First, Bernie Sanders did run on much higher capital taxes (imposing a top rate of 64.2 percent), but Vox’s Dylan Matthews made sure to remind us two times (I, II) that these kinds of taxes are impossible:
I.
David Kamin, a professor of tax law at NYU and a former economic adviser to President Obama, notes in a recent paper, “The Joint Committee on Taxation and Treasury both assume that the revenue-maximizing rate for capital gains revenue ranges from 28 to 32 percent.”That’s much, much lower than the 64.2 percent top rate Sanders would enact, and much lower than the 49.2 percent rate he’d impose on many who are currently in the top 23.8 percent bracket.
II.
This could actually reduce federal tax revenues, not by slowing growth but by deterring people from selling their assets and incurring capital gains tax. Because of that dynamic, the revenue-maximizing top rate for capital gains is about 28 to 32 percent, according to the Joint Committee on Taxation and the Treasury Department. Sanders raises the rate far, far above that, meaning that this part of his plan could actually cost the government money.
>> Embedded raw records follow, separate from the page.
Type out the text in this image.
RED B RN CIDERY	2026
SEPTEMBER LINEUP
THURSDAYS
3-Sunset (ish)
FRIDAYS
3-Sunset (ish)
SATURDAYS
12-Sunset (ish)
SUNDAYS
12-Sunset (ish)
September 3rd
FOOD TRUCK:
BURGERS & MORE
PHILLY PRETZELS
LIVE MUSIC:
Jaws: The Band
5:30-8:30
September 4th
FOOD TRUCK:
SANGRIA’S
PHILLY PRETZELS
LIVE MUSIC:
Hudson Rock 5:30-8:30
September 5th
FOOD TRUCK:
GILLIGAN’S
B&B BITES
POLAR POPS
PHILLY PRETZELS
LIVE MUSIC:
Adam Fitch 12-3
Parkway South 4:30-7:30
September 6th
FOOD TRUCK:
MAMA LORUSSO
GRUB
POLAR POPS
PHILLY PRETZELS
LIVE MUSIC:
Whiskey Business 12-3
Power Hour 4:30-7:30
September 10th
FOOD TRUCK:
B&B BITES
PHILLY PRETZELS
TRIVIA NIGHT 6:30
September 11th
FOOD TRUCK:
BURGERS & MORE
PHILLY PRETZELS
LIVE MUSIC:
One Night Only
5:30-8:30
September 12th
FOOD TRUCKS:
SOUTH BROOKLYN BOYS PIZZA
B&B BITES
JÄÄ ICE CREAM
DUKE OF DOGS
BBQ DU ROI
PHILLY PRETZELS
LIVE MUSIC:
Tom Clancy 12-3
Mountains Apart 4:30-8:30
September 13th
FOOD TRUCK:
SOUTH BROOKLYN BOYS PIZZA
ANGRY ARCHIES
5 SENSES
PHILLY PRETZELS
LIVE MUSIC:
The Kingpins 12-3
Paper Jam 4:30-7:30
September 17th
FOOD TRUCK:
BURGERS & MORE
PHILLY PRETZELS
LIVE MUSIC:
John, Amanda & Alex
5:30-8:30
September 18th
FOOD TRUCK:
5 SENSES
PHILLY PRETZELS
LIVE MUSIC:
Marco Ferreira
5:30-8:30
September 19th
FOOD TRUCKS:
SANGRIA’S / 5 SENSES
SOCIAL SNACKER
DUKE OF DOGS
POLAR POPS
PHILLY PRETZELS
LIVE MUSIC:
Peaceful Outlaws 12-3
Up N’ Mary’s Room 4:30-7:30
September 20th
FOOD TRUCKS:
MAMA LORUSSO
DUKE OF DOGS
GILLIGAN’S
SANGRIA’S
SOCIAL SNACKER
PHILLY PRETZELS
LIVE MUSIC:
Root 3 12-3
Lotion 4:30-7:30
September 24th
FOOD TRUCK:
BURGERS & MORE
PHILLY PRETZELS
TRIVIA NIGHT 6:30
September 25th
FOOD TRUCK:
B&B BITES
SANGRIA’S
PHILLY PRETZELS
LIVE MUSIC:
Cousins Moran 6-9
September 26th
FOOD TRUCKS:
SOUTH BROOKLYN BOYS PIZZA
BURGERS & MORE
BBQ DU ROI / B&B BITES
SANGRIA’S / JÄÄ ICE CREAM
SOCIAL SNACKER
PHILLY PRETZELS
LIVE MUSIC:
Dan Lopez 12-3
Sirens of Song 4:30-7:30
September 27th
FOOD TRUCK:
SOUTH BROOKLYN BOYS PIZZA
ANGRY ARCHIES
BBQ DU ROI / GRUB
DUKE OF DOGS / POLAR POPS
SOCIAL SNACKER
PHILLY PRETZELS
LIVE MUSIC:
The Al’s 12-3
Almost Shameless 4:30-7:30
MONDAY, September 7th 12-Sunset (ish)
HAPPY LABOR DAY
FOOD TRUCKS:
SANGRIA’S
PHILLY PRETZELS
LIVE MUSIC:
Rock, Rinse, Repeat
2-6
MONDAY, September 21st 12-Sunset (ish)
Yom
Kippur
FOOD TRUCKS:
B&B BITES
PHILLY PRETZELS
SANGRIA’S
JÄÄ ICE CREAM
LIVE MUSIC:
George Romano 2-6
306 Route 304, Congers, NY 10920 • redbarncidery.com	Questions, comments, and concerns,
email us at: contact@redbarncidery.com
Now I don’t know if this is correct and I don’t know if Yglesias thinks it is correct, but it certainly is something that should at least be considered as potentially correct. Capitalists love to both legally and illegally avoid capital taxes and the nature of capital income makes it a lot easier to do so.
Thus, even if you think of the social wealth fund purely in revenue terms, it seems pretty clear that having a social wealth fund, in addition to capital taxes, is going to allow you to capture far more of the nation’s capital income for the public. Every asset the social wealth fund owns is equivalent to a 100% tax on that asset’s returns and it is very doubtful a tax rate that high would otherwise be viable. Or to put it in overall terms, if the social wealth fund owns 50 percent of the wealth and imposes the maximum possible capital tax of 32 percent (per Matthews), that is equivalent to a total tax rate of 66 percent, which is higher than the Bernie-favored rate that is said to be impossible.
The second issue is that the social wealth fund is not just about revenue, though it is fair for Yglesias to focus on that because that is all I had space for in my New York Times article about the concept. The other great thing about the social wealth fund is the prospect of control. Right now, America’s corporate sector is governed by a relatively small number of very affluent people, and their governance has been mostly awful of late (see Disgorge the Cash).
Bringing the public in as one of the governors of the corporate sector (alongside remaining private investors and labor) is both good in itself from a small-d democratic perspective and also probably good instrumentally as a way to get the corporate sector more interested in sustainable, long-term value creation. Norway’s management of its fund provides the most hope in this regard.